どこかの絵画から抜け出てきたかのようだ。
「ご義両親にお会いするときくらいは着飾ろうと思っていたのですけれど……」
「いえ、殿下、本当に、お美しいです」
たどたどしく賛辞を述べるホルガーに、ルコットの頬が染まった。
「そんなふうに言ってくださるのはお優しいホルガーさまだけですわ」
赤い顔のまま眉を下げて笑うルコット。
その表情を見ながら、ホルガーは「一体自分たちはどこをどうすれ違っているのだろう」と訝しんだ。
「パズル、見ても良いですか?」
「い、いえ、これは……!」
途端に慌てふためくホルガーに、エドワードがくすりと笑いをこぼし、さりげなく間に入る。
「さぁ奥さま、早く朝食を食べないと、お客さまが到着してしまいますよ。お腹も空かれたはずです」
ルコットは、「あ! そうでした」と頷き、おとなしく席に着いた。
朝食用の小食堂には、明るい陽の光が差し込み、庭からは鳥のさえずりが聞こえてくる。
大きすぎないテーブルの向かいに座ったホルガーは、朝日の中でとても優しく笑っていた。

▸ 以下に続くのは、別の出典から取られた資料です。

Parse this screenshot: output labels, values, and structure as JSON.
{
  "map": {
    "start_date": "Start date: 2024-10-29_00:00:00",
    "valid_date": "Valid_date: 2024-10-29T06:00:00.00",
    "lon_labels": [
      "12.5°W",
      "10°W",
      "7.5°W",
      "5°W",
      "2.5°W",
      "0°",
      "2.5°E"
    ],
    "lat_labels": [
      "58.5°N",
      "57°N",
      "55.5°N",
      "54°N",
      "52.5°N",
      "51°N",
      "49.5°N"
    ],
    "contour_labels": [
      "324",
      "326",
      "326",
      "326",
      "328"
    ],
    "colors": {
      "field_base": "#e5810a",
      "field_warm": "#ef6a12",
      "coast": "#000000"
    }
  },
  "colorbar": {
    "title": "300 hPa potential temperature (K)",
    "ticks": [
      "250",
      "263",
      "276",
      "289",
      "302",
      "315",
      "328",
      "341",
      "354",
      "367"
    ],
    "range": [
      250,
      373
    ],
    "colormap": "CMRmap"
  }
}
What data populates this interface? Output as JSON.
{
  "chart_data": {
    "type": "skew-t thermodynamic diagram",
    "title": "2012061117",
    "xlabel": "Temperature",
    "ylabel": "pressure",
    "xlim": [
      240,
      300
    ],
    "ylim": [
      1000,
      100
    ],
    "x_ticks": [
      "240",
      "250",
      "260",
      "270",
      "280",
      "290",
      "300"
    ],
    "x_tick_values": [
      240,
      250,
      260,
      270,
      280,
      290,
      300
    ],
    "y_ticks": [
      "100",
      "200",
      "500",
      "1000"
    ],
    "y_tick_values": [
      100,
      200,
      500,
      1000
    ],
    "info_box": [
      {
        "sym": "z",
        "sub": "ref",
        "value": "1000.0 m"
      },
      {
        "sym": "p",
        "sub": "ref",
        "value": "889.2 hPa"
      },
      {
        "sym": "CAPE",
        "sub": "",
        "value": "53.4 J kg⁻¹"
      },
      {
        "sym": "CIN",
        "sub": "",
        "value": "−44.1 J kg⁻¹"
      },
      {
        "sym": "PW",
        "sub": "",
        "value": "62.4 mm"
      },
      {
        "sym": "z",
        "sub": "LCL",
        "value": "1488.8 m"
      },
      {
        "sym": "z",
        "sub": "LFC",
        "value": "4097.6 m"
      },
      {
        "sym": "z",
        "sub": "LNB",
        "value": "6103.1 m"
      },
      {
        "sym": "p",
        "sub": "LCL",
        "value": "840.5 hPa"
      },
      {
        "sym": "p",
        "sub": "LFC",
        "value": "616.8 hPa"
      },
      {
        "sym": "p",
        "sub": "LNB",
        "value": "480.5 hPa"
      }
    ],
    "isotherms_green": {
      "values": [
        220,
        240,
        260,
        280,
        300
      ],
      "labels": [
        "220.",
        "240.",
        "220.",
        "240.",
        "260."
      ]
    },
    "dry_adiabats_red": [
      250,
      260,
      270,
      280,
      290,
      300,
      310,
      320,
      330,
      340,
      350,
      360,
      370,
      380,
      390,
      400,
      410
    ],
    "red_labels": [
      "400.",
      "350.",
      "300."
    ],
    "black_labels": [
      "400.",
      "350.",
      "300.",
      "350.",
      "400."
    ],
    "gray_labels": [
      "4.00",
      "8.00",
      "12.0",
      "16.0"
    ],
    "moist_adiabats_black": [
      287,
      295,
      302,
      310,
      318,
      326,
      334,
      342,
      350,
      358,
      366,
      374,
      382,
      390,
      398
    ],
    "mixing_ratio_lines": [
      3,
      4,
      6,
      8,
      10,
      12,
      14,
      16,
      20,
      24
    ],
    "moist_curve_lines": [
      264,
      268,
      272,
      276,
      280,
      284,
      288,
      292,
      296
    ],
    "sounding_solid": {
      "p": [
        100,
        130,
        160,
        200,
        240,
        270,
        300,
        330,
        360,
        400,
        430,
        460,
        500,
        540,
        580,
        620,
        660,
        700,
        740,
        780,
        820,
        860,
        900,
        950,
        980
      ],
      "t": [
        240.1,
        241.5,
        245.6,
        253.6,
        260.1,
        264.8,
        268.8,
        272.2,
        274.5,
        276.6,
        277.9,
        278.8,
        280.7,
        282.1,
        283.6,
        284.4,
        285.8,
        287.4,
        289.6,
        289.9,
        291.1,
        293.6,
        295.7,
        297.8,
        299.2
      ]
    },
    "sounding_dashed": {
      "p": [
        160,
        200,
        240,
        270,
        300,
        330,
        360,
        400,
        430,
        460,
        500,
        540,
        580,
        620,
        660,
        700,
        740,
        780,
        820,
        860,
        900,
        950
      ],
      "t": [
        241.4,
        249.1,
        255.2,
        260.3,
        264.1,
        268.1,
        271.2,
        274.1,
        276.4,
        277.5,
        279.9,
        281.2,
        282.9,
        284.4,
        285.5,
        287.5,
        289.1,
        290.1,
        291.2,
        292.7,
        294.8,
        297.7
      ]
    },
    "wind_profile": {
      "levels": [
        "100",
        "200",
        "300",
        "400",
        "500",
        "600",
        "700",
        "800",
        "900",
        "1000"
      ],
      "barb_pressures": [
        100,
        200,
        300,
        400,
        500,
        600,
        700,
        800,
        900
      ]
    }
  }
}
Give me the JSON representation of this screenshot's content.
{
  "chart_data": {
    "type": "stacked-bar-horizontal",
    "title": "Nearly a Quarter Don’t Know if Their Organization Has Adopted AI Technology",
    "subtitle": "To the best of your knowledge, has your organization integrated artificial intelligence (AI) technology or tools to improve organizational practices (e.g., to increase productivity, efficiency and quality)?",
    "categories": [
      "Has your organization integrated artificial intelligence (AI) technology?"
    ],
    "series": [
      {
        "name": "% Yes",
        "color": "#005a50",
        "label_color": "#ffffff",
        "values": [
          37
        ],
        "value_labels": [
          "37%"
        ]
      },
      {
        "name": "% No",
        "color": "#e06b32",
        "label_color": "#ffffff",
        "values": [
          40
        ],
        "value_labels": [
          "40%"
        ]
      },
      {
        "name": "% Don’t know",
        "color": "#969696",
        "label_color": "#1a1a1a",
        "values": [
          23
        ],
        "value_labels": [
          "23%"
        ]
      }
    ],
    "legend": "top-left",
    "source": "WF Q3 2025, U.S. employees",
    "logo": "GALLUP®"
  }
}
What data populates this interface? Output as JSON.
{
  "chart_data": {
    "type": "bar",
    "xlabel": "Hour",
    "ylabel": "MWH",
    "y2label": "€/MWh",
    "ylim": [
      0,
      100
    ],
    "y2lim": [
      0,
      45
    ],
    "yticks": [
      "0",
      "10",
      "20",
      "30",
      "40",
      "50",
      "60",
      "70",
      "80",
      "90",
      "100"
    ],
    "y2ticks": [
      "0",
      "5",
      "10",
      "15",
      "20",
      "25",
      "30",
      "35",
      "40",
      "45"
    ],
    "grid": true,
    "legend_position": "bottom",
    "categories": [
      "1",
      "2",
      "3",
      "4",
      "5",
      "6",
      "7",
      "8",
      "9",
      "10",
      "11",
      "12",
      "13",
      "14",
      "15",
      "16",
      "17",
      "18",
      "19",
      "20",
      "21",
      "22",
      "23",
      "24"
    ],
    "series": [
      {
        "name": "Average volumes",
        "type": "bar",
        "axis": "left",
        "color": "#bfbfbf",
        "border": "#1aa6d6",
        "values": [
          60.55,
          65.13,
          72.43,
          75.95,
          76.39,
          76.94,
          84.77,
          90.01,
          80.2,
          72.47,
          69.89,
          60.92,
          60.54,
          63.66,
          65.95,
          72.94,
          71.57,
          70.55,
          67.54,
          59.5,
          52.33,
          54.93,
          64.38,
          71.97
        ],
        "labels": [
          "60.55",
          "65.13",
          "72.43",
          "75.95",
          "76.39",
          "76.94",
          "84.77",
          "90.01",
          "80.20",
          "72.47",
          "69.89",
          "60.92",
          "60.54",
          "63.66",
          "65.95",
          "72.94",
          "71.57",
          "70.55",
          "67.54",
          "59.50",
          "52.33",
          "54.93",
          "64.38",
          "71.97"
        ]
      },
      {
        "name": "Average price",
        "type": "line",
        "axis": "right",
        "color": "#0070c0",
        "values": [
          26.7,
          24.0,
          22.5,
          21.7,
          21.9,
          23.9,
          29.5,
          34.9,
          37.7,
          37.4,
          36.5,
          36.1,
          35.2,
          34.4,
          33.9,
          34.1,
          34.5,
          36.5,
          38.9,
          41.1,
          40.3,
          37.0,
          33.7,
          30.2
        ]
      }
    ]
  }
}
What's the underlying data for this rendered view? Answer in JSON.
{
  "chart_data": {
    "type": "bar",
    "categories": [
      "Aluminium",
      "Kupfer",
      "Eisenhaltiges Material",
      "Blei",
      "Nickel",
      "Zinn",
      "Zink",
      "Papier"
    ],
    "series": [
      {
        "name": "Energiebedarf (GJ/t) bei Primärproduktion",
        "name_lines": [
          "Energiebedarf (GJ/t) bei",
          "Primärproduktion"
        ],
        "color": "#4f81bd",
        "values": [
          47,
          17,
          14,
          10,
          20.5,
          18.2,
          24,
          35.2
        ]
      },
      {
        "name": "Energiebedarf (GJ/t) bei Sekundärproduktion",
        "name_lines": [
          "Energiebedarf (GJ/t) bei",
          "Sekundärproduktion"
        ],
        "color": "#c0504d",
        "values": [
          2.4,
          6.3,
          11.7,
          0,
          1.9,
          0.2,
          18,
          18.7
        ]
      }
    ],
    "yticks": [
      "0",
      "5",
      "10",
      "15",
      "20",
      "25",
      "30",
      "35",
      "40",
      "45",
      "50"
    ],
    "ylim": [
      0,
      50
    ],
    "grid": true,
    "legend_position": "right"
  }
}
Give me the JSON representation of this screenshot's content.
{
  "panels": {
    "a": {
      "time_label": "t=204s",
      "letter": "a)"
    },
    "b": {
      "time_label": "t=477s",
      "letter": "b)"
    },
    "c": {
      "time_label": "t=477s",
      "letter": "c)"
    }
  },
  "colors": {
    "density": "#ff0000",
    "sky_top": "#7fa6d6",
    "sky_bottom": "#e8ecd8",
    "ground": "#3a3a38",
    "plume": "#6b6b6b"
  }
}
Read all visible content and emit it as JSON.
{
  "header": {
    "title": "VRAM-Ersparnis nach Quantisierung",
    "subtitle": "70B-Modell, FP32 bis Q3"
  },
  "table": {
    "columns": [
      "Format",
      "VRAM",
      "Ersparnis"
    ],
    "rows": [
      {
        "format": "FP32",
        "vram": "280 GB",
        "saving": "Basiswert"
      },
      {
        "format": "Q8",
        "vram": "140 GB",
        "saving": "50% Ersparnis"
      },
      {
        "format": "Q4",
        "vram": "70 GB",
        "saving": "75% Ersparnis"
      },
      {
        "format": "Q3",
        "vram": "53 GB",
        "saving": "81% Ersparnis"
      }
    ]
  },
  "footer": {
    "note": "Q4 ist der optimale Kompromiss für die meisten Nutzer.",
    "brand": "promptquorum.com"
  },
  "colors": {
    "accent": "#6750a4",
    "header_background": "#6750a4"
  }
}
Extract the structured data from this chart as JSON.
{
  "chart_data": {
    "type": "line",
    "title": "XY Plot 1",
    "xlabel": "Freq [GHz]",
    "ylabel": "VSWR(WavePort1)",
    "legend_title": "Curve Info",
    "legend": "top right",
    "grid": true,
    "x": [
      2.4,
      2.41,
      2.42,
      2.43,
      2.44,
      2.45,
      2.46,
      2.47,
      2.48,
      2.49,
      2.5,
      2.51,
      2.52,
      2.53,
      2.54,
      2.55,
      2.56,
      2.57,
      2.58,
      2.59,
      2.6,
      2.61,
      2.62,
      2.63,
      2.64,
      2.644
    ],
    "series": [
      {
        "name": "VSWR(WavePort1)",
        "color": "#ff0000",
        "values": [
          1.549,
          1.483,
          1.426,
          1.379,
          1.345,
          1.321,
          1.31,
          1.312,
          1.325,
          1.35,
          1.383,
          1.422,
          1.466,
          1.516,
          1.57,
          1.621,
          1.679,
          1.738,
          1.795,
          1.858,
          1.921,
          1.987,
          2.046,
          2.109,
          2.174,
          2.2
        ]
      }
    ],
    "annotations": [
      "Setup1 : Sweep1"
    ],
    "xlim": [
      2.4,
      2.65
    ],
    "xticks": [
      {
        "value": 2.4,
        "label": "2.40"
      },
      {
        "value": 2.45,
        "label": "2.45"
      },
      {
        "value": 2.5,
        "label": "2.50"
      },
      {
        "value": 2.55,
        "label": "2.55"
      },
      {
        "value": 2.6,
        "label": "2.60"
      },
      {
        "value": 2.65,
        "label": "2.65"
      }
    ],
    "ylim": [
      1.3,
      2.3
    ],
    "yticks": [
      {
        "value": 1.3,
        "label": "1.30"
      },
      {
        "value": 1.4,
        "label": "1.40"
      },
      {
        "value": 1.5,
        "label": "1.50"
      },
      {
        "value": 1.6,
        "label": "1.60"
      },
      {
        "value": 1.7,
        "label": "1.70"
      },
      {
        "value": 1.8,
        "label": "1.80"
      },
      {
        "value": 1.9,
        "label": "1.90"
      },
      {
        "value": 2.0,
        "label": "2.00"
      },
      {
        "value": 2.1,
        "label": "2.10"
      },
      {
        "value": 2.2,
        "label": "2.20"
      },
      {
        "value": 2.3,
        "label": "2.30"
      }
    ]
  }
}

「本日の朝食は、じゃがいものバターオムレツに、フレンチトースト、トマトスープです。食後にデザートもございます」
こんがりふわっと焼かれたオムレツ。
じゅわりとしみたフレンチトースト。
みずみずしく光るトマトスープ。
いずれもエドワードとヘレンとばあやが腕によりをかけたものだった。
「殿下、いただきましょう」
「はい」
初めてこの屋敷で過ごす朝。
窓から見える紅い落ち葉と、湯気を立てる料理、ゆっくりと流れる時間。
二人は遅い朝食を共にしながら、静かに微笑み合った。